Il est de cette lignée d'hommes, fabriqués dans les couloirs et pour les couloirs, tirant toute leur gloire de l'événement qui a marqué leur jeunesse ou leur âge mûr, qui ne savent dire « non » à personne, qu'aucune force d'âme n'inspire et dont la lucidité même finit par être inutile.
Car, si on trouve sous la plume de Gamelin de nombreux textes pessimistes et clairvoyants, textes dans lesquels il réclame une intensification de l'effort d'armement, affirme « que la France est hors d'état d'attaquer initialement l'Allemagne avec des chances sérieuses de succès », ses prises de position resteront pratiquement sans effet. Lorsqu'il voit juste il ne fait rien pour imposer son jugement et s'incline facilement devant des choix détestables, allant même jusqu'à les faire siens...
Il vit peu au contact des hommes. Dès le début de la guerre, il s'enfermera dans les casemates de Vincennes dans une solitude triste, animée seulement de potins sur l'avancement et la politique parisienne. Pas d'émetteur radio. Pas de télétypes. Peu de vues sur le monde.
Au général Georges, qui commande les opérations, et dont le P.C. est installé à La Ferté-sous-Jouarre à cinquante-cinq kilomètres de Paris, il a presque tout délégué, ce qui lui permettra, le moment du désastre venu, de répliquer à Weygand qui lui fait remarquer que sa bataille est bien mal engagée : « Vous voulez dire la bataille du général Georges », et aussi, car il ne manque pas de perfidie glacée, d'achever devant la Commission d'enquête parlementaire, où il se révèle totalement, un long exposé, fait tout entier pour mettre en valeur les responsabilités et les erreurs de Georges, par ces mots, qui n'ont que les apparences de la courtoisie :
Je ne vous ai jamais dit que le général Georges ne fût pas un militaire de valeur ; loin de moi cette pensée. Je rends parfaitement justice à toutes ses qualités. Je ne le représente nullement comme un homme ayant commis des fautes évidentes a priori. Certaines erreurs qu'il a pu commettre entrent dans une ambiance. Voilà ce sur quoi je voulais insister.
Le château de Vincennes; un couvent ou sous-marin sans périscope
Ne quittant guère le château de Vincennes, le général Gamelin allègue son ignorance de l'état moral de son armée : « Vivant uniquement au contact des commandants d'armée, je reconnais que je ne m'étais pas suffisamment rendu compte de l'état d'esprit du pays et des troupes. »

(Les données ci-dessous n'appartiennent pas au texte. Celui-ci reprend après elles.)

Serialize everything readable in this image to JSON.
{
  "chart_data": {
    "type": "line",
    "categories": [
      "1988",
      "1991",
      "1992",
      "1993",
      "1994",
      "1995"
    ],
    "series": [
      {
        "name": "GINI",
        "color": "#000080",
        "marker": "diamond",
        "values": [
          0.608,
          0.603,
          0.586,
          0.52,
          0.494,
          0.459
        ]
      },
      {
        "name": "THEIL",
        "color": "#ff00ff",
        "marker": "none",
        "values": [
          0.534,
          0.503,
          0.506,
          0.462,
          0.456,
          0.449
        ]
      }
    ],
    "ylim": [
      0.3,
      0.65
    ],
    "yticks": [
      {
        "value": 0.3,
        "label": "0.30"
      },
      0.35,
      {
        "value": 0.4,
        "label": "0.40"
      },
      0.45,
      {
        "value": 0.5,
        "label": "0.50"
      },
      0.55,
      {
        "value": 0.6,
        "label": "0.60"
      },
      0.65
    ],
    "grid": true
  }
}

Il vivait confiné dans sa casemate souterraine où ne pénétraient ni l'air ni la lumière du jour. Quand le général de Gaulle lui rendit visite, il le trouva « travaillant et méditant dans un cadre semblable à celui d'un couvent » (MÉMOIRES, l'Appel).

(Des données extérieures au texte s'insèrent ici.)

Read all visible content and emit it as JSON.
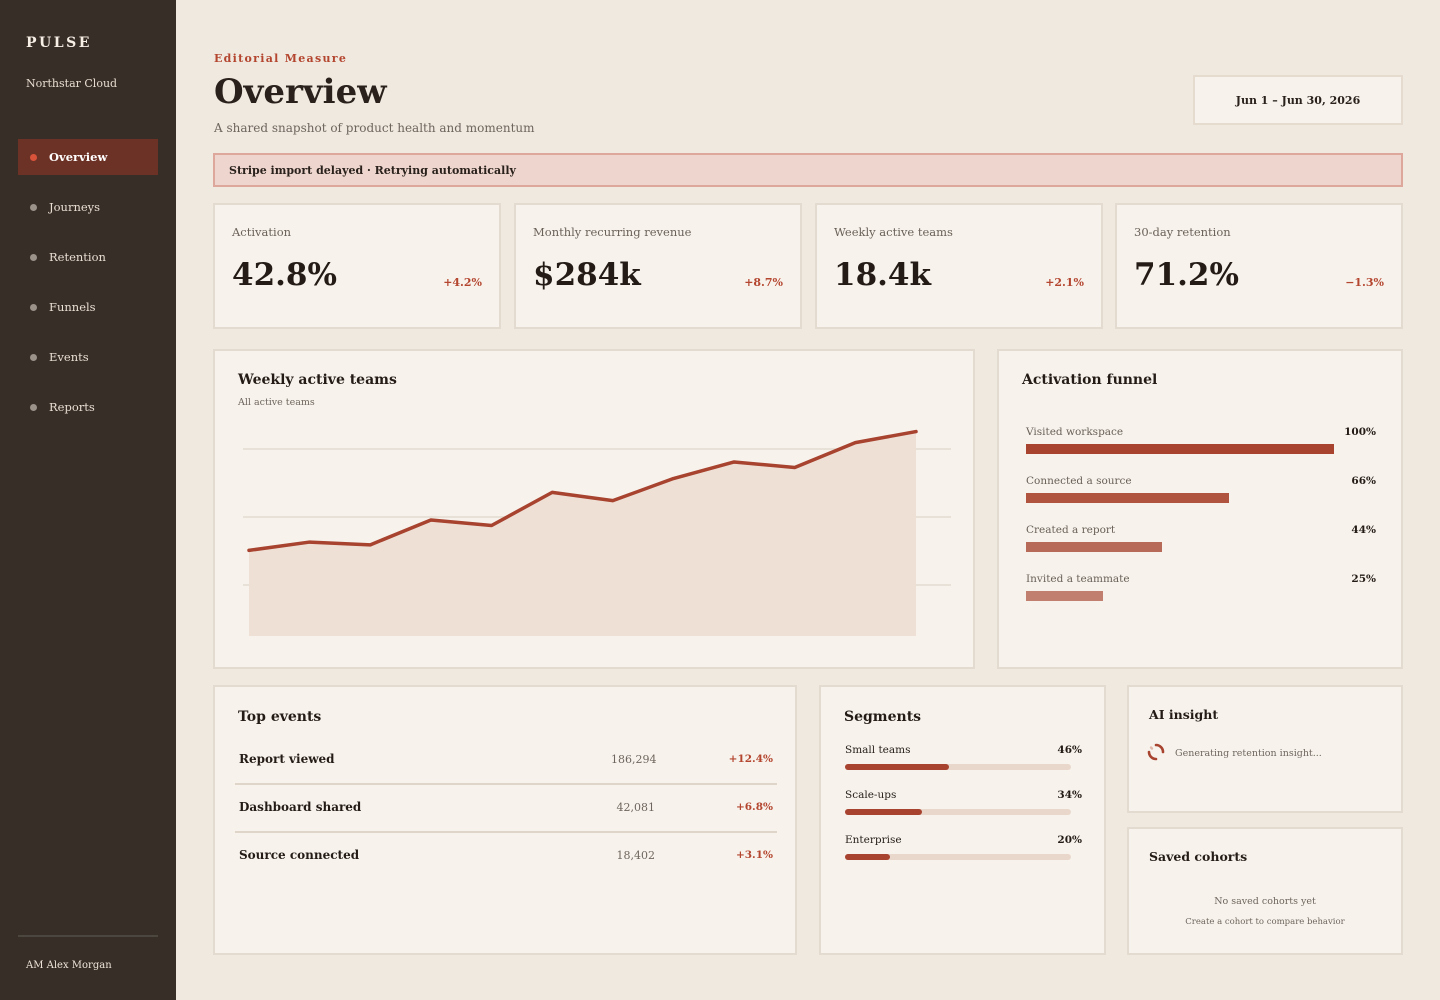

Et ce couvent n'était même pas relié aux armées par une station de radio ! Pour s'en expliquer, après la guerre, le général Gamelin écrira au journal l'Aurore une lettre, publiée le 8 novembre 1949, disant : « A mon échelon, qu'eussions-nous fait d'une antenne émettrice de T.S.F.? Nous avions d'ailleurs celle du G.Q.G. [à La Ferté], mais nous évitions de nous en servir pour ne pas nous faire repérer. »

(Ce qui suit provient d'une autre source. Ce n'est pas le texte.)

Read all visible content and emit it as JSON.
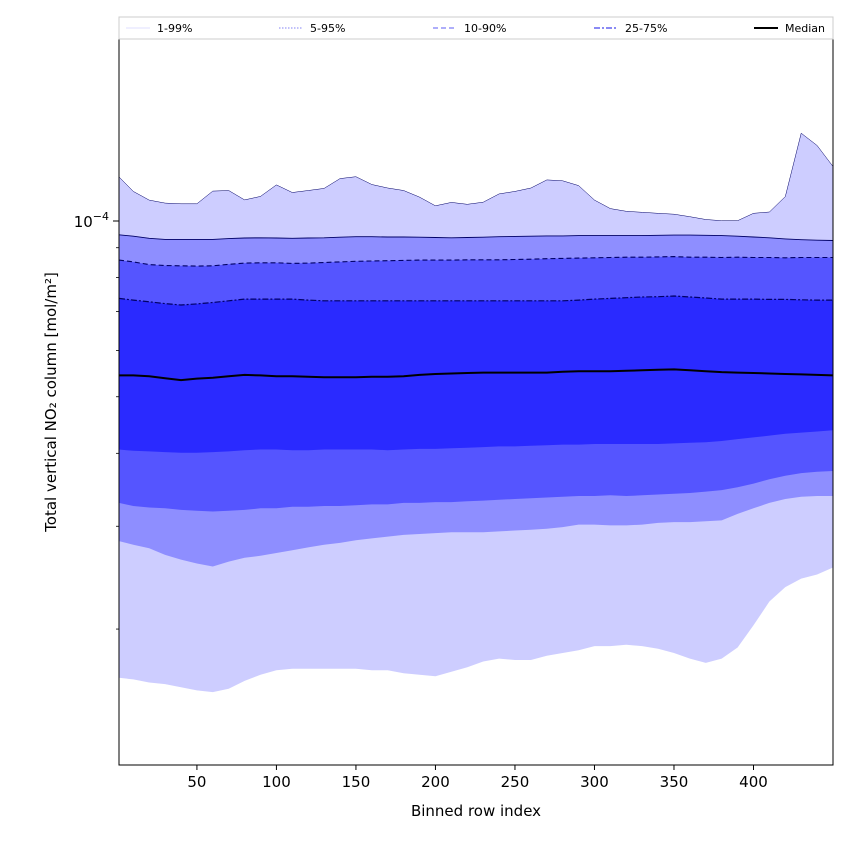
{
  "chart_data": {
    "type": "area",
    "title": "",
    "xlabel": "Binned row index",
    "ylabel": "Total vertical NO₂ column [mol/m²]",
    "yscale": "log",
    "xlim": [
      1,
      450
    ],
    "ylim": [
      1.17e-05,
      0.000205
    ],
    "x_ticks": [
      50,
      100,
      150,
      200,
      250,
      300,
      350,
      400
    ],
    "y_major_tick": {
      "value": 0.0001,
      "base": "10",
      "exponent": "−4"
    },
    "y_minor_ticks": [
      2e-05,
      3e-05,
      4e-05,
      5e-05,
      6e-05,
      7e-05,
      8e-05,
      9e-05
    ],
    "legend": {
      "position": "top",
      "entries": [
        {
          "label": "1-99%",
          "style": "solid",
          "color": "#e5e5ff"
        },
        {
          "label": "5-95%",
          "style": "dotted",
          "color": "#9c9cf6"
        },
        {
          "label": "10-90%",
          "style": "dashed",
          "color": "#7d7df6"
        },
        {
          "label": "25-75%",
          "style": "dashdot",
          "color": "#4444ee"
        },
        {
          "label": "Median",
          "style": "solid",
          "color": "#000000"
        }
      ]
    },
    "x": [
      1,
      10,
      20,
      30,
      40,
      50,
      60,
      70,
      80,
      90,
      100,
      110,
      120,
      130,
      140,
      150,
      160,
      170,
      180,
      190,
      200,
      210,
      220,
      230,
      240,
      250,
      260,
      270,
      280,
      290,
      300,
      310,
      320,
      330,
      340,
      350,
      360,
      370,
      380,
      390,
      400,
      410,
      420,
      430,
      440,
      450
    ],
    "series": [
      {
        "name": "1%",
        "values": [
          1.65e-05,
          1.64e-05,
          1.62e-05,
          1.61e-05,
          1.59e-05,
          1.57e-05,
          1.56e-05,
          1.58e-05,
          1.63e-05,
          1.67e-05,
          1.7e-05,
          1.71e-05,
          1.71e-05,
          1.71e-05,
          1.71e-05,
          1.71e-05,
          1.7e-05,
          1.7e-05,
          1.68e-05,
          1.67e-05,
          1.66e-05,
          1.69e-05,
          1.72e-05,
          1.76e-05,
          1.78e-05,
          1.77e-05,
          1.77e-05,
          1.8e-05,
          1.82e-05,
          1.84e-05,
          1.87e-05,
          1.87e-05,
          1.88e-05,
          1.87e-05,
          1.85e-05,
          1.82e-05,
          1.78e-05,
          1.75e-05,
          1.78e-05,
          1.86e-05,
          2.03e-05,
          2.23e-05,
          2.36e-05,
          2.44e-05,
          2.48e-05,
          2.55e-05
        ]
      },
      {
        "name": "5%",
        "values": [
          2.83e-05,
          2.79e-05,
          2.75e-05,
          2.68e-05,
          2.63e-05,
          2.59e-05,
          2.56e-05,
          2.61e-05,
          2.65e-05,
          2.67e-05,
          2.7e-05,
          2.73e-05,
          2.76e-05,
          2.79e-05,
          2.81e-05,
          2.84e-05,
          2.86e-05,
          2.88e-05,
          2.9e-05,
          2.91e-05,
          2.92e-05,
          2.93e-05,
          2.93e-05,
          2.93e-05,
          2.94e-05,
          2.95e-05,
          2.96e-05,
          2.97e-05,
          2.99e-05,
          3.02e-05,
          3.02e-05,
          3.01e-05,
          3.01e-05,
          3.02e-05,
          3.04e-05,
          3.05e-05,
          3.05e-05,
          3.06e-05,
          3.07e-05,
          3.15e-05,
          3.22e-05,
          3.29e-05,
          3.34e-05,
          3.37e-05,
          3.38e-05,
          3.38e-05
        ]
      },
      {
        "name": "10%",
        "values": [
          3.29e-05,
          3.25e-05,
          3.23e-05,
          3.22e-05,
          3.2e-05,
          3.19e-05,
          3.18e-05,
          3.19e-05,
          3.2e-05,
          3.22e-05,
          3.22e-05,
          3.24e-05,
          3.24e-05,
          3.25e-05,
          3.25e-05,
          3.26e-05,
          3.27e-05,
          3.27e-05,
          3.29e-05,
          3.29e-05,
          3.3e-05,
          3.3e-05,
          3.31e-05,
          3.32e-05,
          3.33e-05,
          3.34e-05,
          3.35e-05,
          3.36e-05,
          3.37e-05,
          3.38e-05,
          3.38e-05,
          3.39e-05,
          3.38e-05,
          3.39e-05,
          3.4e-05,
          3.41e-05,
          3.42e-05,
          3.44e-05,
          3.46e-05,
          3.5e-05,
          3.55e-05,
          3.61e-05,
          3.66e-05,
          3.7e-05,
          3.72e-05,
          3.73e-05
        ]
      },
      {
        "name": "25%",
        "values": [
          4.06e-05,
          4.04e-05,
          4.03e-05,
          4.02e-05,
          4.01e-05,
          4.01e-05,
          4.02e-05,
          4.03e-05,
          4.05e-05,
          4.06e-05,
          4.06e-05,
          4.05e-05,
          4.05e-05,
          4.06e-05,
          4.06e-05,
          4.06e-05,
          4.06e-05,
          4.05e-05,
          4.06e-05,
          4.07e-05,
          4.07e-05,
          4.08e-05,
          4.09e-05,
          4.1e-05,
          4.11e-05,
          4.11e-05,
          4.12e-05,
          4.13e-05,
          4.14e-05,
          4.14e-05,
          4.15e-05,
          4.15e-05,
          4.15e-05,
          4.15e-05,
          4.15e-05,
          4.16e-05,
          4.17e-05,
          4.18e-05,
          4.2e-05,
          4.23e-05,
          4.26e-05,
          4.29e-05,
          4.32e-05,
          4.34e-05,
          4.36e-05,
          4.38e-05
        ]
      },
      {
        "name": "Median",
        "values": [
          5.44e-05,
          5.44e-05,
          5.42e-05,
          5.38e-05,
          5.34e-05,
          5.37e-05,
          5.39e-05,
          5.42e-05,
          5.45e-05,
          5.44e-05,
          5.42e-05,
          5.42e-05,
          5.41e-05,
          5.4e-05,
          5.4e-05,
          5.4e-05,
          5.41e-05,
          5.41e-05,
          5.42e-05,
          5.45e-05,
          5.47e-05,
          5.48e-05,
          5.49e-05,
          5.5e-05,
          5.5e-05,
          5.5e-05,
          5.5e-05,
          5.5e-05,
          5.52e-05,
          5.53e-05,
          5.53e-05,
          5.53e-05,
          5.54e-05,
          5.55e-05,
          5.56e-05,
          5.57e-05,
          5.55e-05,
          5.53e-05,
          5.51e-05,
          5.5e-05,
          5.49e-05,
          5.48e-05,
          5.47e-05,
          5.46e-05,
          5.45e-05,
          5.44e-05
        ]
      },
      {
        "name": "75%",
        "values": [
          7.37e-05,
          7.32e-05,
          7.27e-05,
          7.22e-05,
          7.18e-05,
          7.21e-05,
          7.25e-05,
          7.3e-05,
          7.35e-05,
          7.35e-05,
          7.35e-05,
          7.35e-05,
          7.32e-05,
          7.3e-05,
          7.3e-05,
          7.3e-05,
          7.3e-05,
          7.3e-05,
          7.3e-05,
          7.3e-05,
          7.3e-05,
          7.3e-05,
          7.3e-05,
          7.3e-05,
          7.3e-05,
          7.3e-05,
          7.3e-05,
          7.3e-05,
          7.3e-05,
          7.32e-05,
          7.35e-05,
          7.37e-05,
          7.39e-05,
          7.41e-05,
          7.42e-05,
          7.44e-05,
          7.41e-05,
          7.38e-05,
          7.35e-05,
          7.35e-05,
          7.35e-05,
          7.34e-05,
          7.34e-05,
          7.33e-05,
          7.32e-05,
          7.32e-05
        ]
      },
      {
        "name": "90%",
        "values": [
          8.57e-05,
          8.51e-05,
          8.42e-05,
          8.39e-05,
          8.38e-05,
          8.37e-05,
          8.38e-05,
          8.43e-05,
          8.47e-05,
          8.48e-05,
          8.48e-05,
          8.46e-05,
          8.47e-05,
          8.49e-05,
          8.51e-05,
          8.53e-05,
          8.54e-05,
          8.55e-05,
          8.56e-05,
          8.57e-05,
          8.57e-05,
          8.57e-05,
          8.58e-05,
          8.58e-05,
          8.58e-05,
          8.59e-05,
          8.6e-05,
          8.62e-05,
          8.63e-05,
          8.64e-05,
          8.65e-05,
          8.66e-05,
          8.67e-05,
          8.67e-05,
          8.68e-05,
          8.69e-05,
          8.67e-05,
          8.67e-05,
          8.66e-05,
          8.67e-05,
          8.66e-05,
          8.66e-05,
          8.65e-05,
          8.66e-05,
          8.66e-05,
          8.66e-05
        ]
      },
      {
        "name": "95%",
        "values": [
          9.47e-05,
          9.42e-05,
          9.34e-05,
          9.3e-05,
          9.3e-05,
          9.3e-05,
          9.3e-05,
          9.33e-05,
          9.35e-05,
          9.36e-05,
          9.35e-05,
          9.34e-05,
          9.35e-05,
          9.36e-05,
          9.38e-05,
          9.4e-05,
          9.4e-05,
          9.39e-05,
          9.39e-05,
          9.38e-05,
          9.37e-05,
          9.36e-05,
          9.37e-05,
          9.38e-05,
          9.4e-05,
          9.41e-05,
          9.42e-05,
          9.43e-05,
          9.43e-05,
          9.44e-05,
          9.44e-05,
          9.44e-05,
          9.44e-05,
          9.44e-05,
          9.45e-05,
          9.46e-05,
          9.46e-05,
          9.45e-05,
          9.44e-05,
          9.42e-05,
          9.39e-05,
          9.36e-05,
          9.32e-05,
          9.29e-05,
          9.27e-05,
          9.26e-05
        ]
      },
      {
        "name": "99%",
        "values": [
          0.000119,
          0.0001124,
          0.0001086,
          0.0001073,
          0.000107,
          0.000107,
          0.0001125,
          0.0001128,
          0.0001087,
          0.0001102,
          0.0001153,
          0.0001119,
          0.0001128,
          0.0001137,
          0.0001182,
          0.0001191,
          0.0001155,
          0.0001139,
          0.0001128,
          0.0001099,
          0.0001062,
          0.0001076,
          0.0001068,
          0.0001077,
          0.0001113,
          0.0001124,
          0.0001139,
          0.0001176,
          0.0001172,
          0.000115,
          0.0001086,
          0.000105,
          0.0001039,
          0.0001035,
          0.0001031,
          0.0001027,
          0.0001017,
          0.0001006,
          0.0001001,
          0.0001001,
          0.0001031,
          0.0001036,
          0.0001101,
          0.0001414,
          0.0001347,
          0.000124
        ]
      }
    ],
    "bands": [
      {
        "name": "1-99%",
        "lower": "1%",
        "upper": "99%",
        "color": "#cdcdff"
      },
      {
        "name": "5-95%",
        "lower": "5%",
        "upper": "95%",
        "color": "#8e8eff"
      },
      {
        "name": "10-90%",
        "lower": "10%",
        "upper": "90%",
        "color": "#5555ff"
      },
      {
        "name": "25-75%",
        "lower": "25%",
        "upper": "75%",
        "color": "#2a2aff"
      }
    ]
  }
}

La casemate du généralissime était donc aussi un sous-marin sans périscope !
Certes, le général Gamelin se rendait tout de même compte que tout n'était pas parfait, puisqu'il prescrivait aux commandants d'armée de remettre de l'ordre sur le front, d'aller voir sur place et d'exiger l'exécution des ordres. Mais comme il oubliait de suivre lui-même ses propres conseils, ses recommandations restaient lettre morte. Sans impulsion d'en haut, personne n'osait remonter le courant, et la flamme continuait à baisser dans notre armée.
Aussi, lorsque la « drôle de guerre » prendra brusquement fin, notre armée (à part d'honorables exceptions qui dresseront des îlots d'héroïsme dans une mer d'abandons) ne sera plus qu'un corps sans âme, un château de cartes. Et ce château de cartes s'écroulera au premier choc des panzers qui auront franchi l'Ardenne « impénétrable » et rompu notre front continu « inviolable ». Ce sera donc à la fois la faillite de notre doctrine, de notre commandement, « foudroyé par la surprise », et de notre armée, que l'on avait préparée pour la guerre précédente et laissé miner par huit mois d'inaction.
Gamelin cloue le cercueil de l'armée française
Ces huit mois de
répit sont gâchés par
Gamelin qui, consciencieusement,
dispose Les pièces de son désastre.
Non seulement l'armée ne profite
pas de la drôle de guerre pour
entraîner efficacement les recrues et tirer des leçons de La campagne
de Pologne, mais le généralissime
construit une chaîne de commandement
aberrante, conservant
les moyens et les plans d'action ..
mais déléguant l'exécution au
général Georges.
Gamelin n'intègre pas non plus dans
ses projets la neutralité belge ainsi
que la doctrine et le déploiement
de la Wehrmacht: son cerveau est
devenu étanche aux variables extérieures.
Par sécurité, il n'écarte
aucune hypothèse et disperse ses
forces. IL conserve des moyens
disproportionnés derrière la ligne
Maginot. Il dispose une réserve à
proximité de La Suisse. Bien plus
grave, il s'accroche à l'idée d'une
ligne principale de résistance en
Belgique, où ses armées ne peuvent
entrer préventivement: il risque ainsi
le meilleur de l'armée et le corps
britannique dans une bataille de
rencontre fort peu compatible avec
la doctrine.
Le dernier clou dans le
cercueil est l'ajout au printemps 1940 d'une poussée jusqu'à
Breda dans l'espoir de
sauver rarmée néerlandaise.
Ce pari consomme
la seule réserve mobile,
la 7eme armée jusque là
placée dans la
région de Reims, face aux Ardennes.
La prise de risque folle du plan
Dyle-Breda, si éloigné des principes
français, n'a d'égale que la décision
d'Hitler de frapper au centre
à travers un massif boisé dont
le débouché est barré par un large
fleuve. Involontairement, le plan
de Gamelin potentialise celui de
Manstein : impossible d'imaginer
pire.
Le 10 mai, la France est vaincue
moins pour avoir attendu derrière
sa Ligne Maginot qu'à cause de
la hardiesse inepte de son seul mouvement.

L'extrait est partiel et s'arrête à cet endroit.